AYM’nin Can Atalay’ın tutuklu bulundurmasının ‘ihlal’ olduğunu hükme bağlayan kararında Yargıtay’a yönelik bir suçlama yapmadığını belirten Akyol yazısına şu sözlerle devam etti:
” Fakat 3. Daire buna o kadar sinirlenmiş ki, kendisi AYM kararında ‘görevi ihmal’le suçlanmış gibi, AYM’yi terör örgütleriyle aynı cümlede zikreden bir karşı-suçlama yönetmiştir. “Birçok terör örgütü veya üyesi tarafından… sürekli tehdit edilen Dairemiz üyelerinin, bir de Anayasa Mahkemesi tarafından bu şekilde tehdit edilmesi de esef verici ve manidar bulunmuştur” diyerek ve “manidar bulunmuştur” vurgusunu yaparak AYM’yi töhmet altında bırakmaktadır.

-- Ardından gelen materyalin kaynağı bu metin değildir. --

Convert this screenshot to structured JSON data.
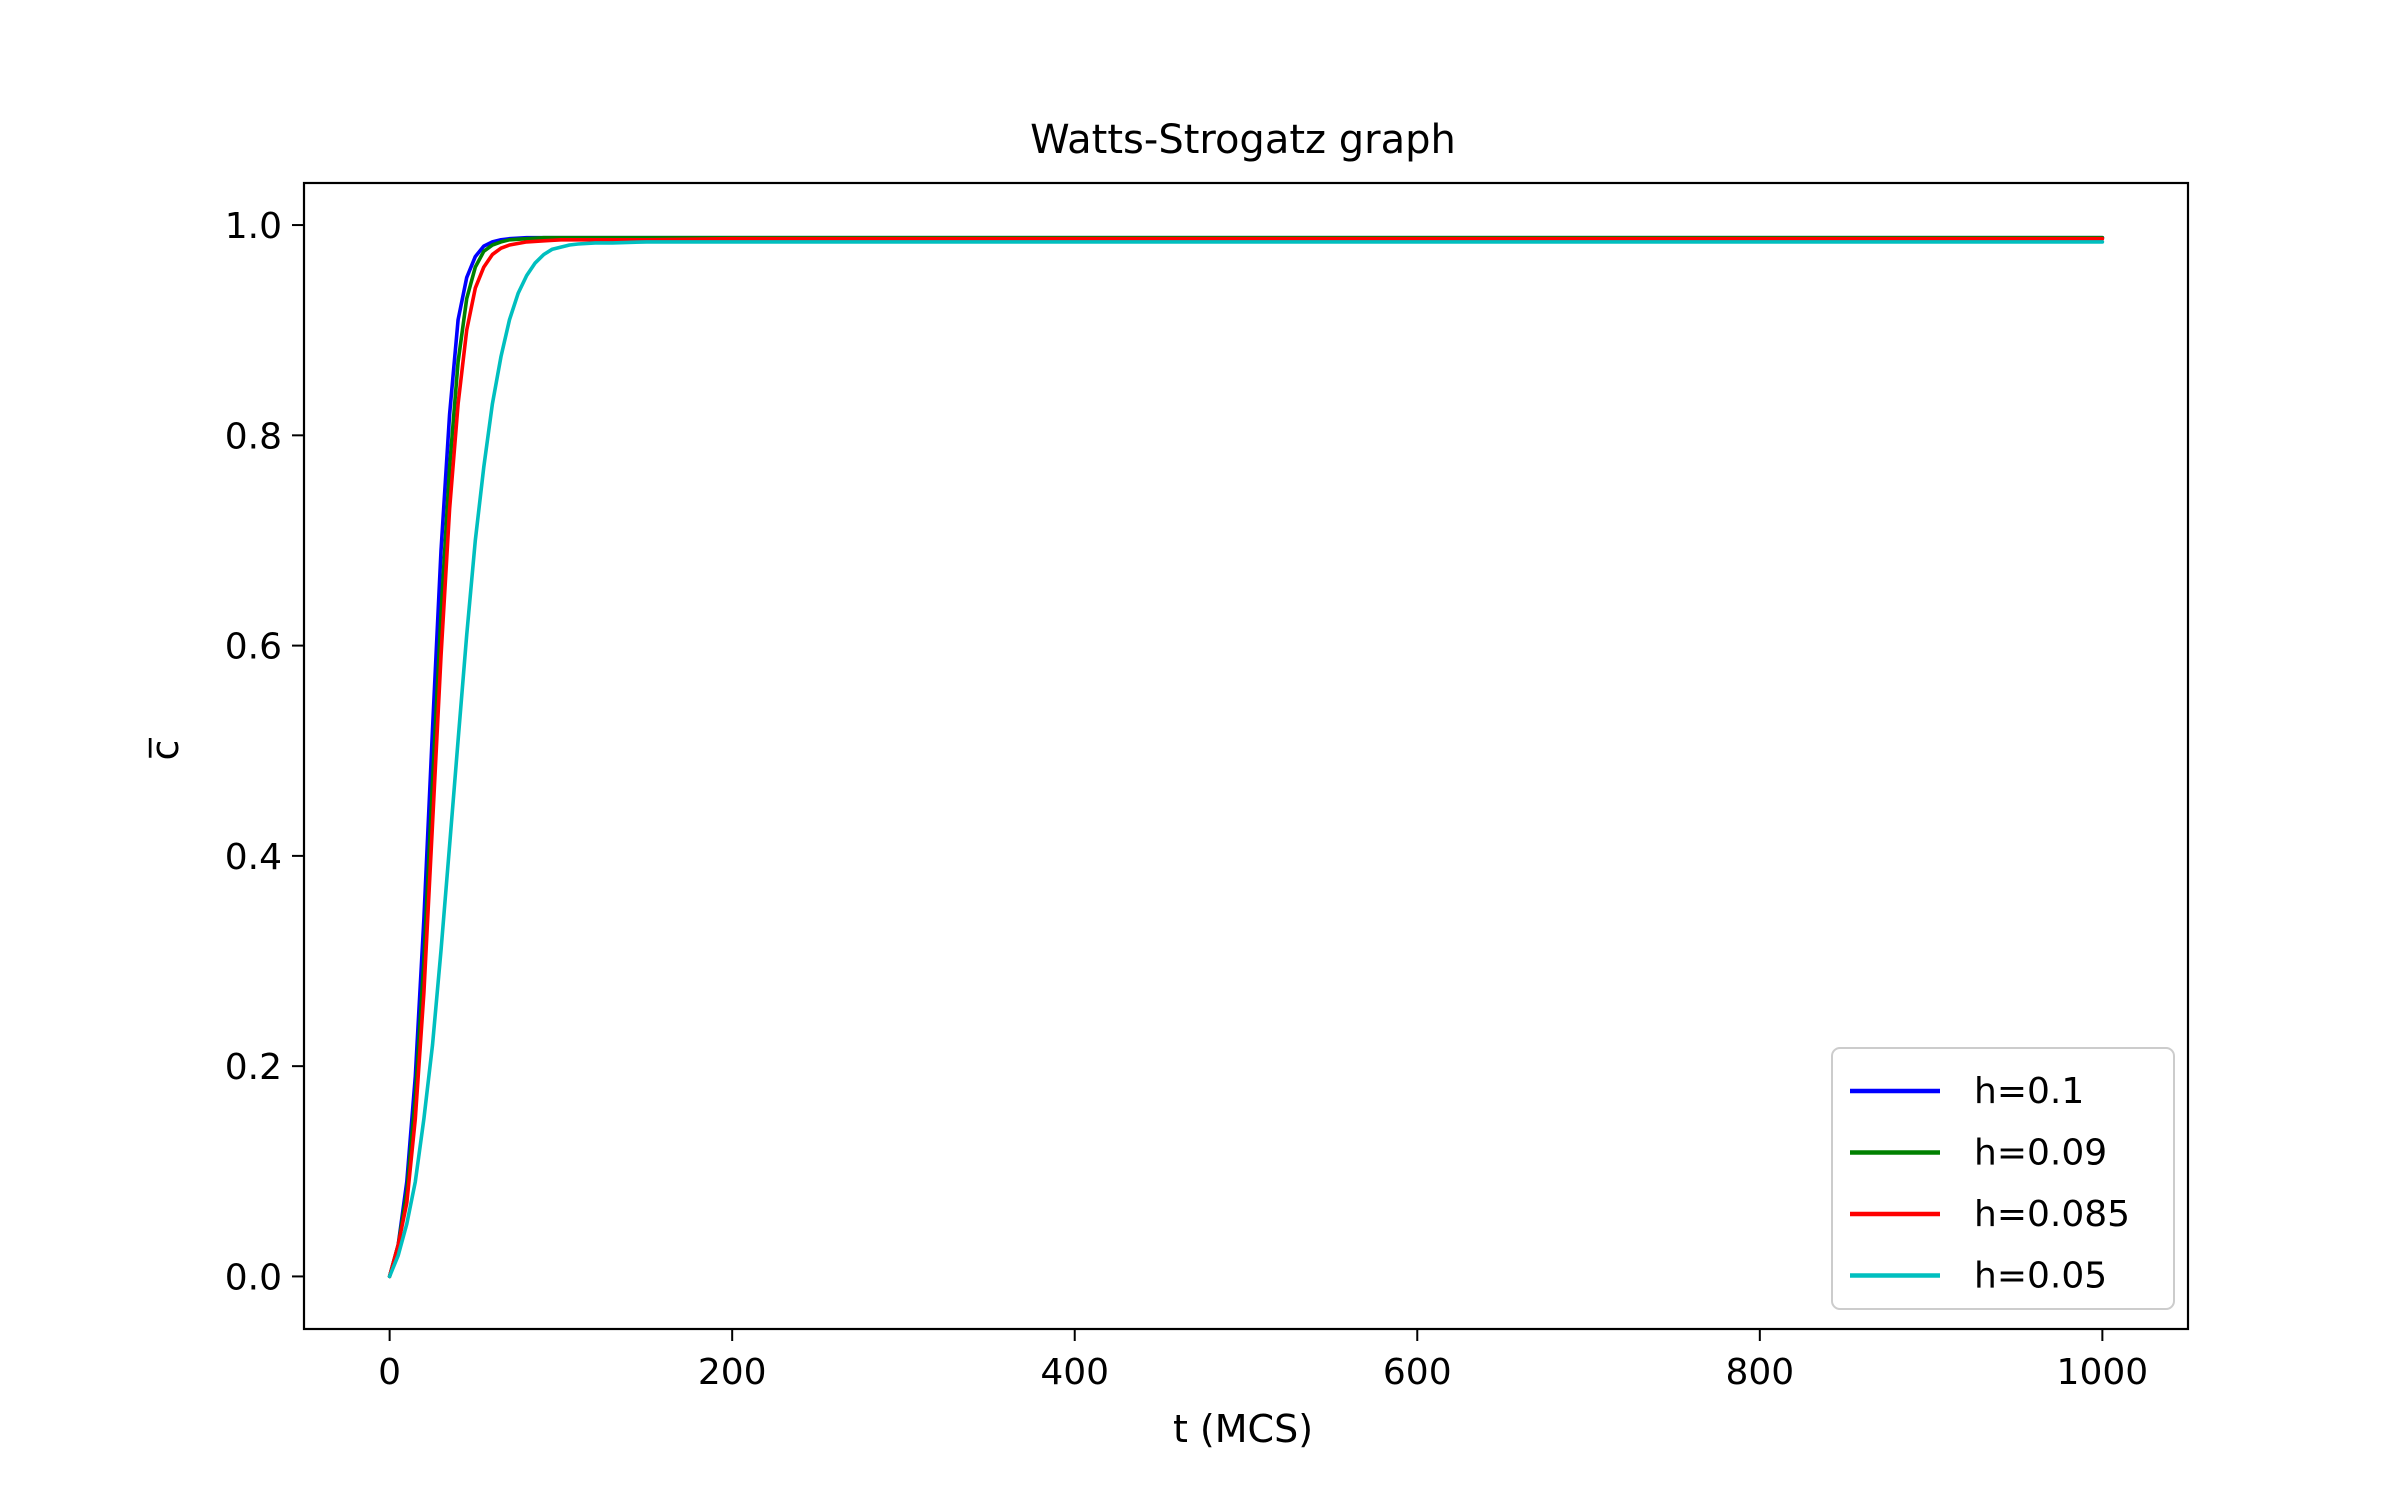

Dahası 3. Ağır Ceza, AYM’nin kararlarıyla “meşruiyetenin tartışmaya açıldığını”, AYM kararlarının “Anayasayı ihlal etme eyleminin işlenmesinde kolaylık sağlayacağı”nı iddia edebilmiştir.
Bu suçlamalar bazen politikacılardan duyduğumuz ama hiçbir hukuk akademisyeninden ve bugüne kadar hiçbir yargı organından duymadığımız siyasi ithamlardır. Yüksek yargı organına yakışmamıştır.
Anayasa’nın en üst hukuk normu olduğunu kimse reddetmez. Anayasa’ya göre “Anayasa Mahkemesi kararları yasama, yürütme ve yargı organlarını, idare makamlarını, gerçek ve tüzelkişileri bağlar.” (Md. 153)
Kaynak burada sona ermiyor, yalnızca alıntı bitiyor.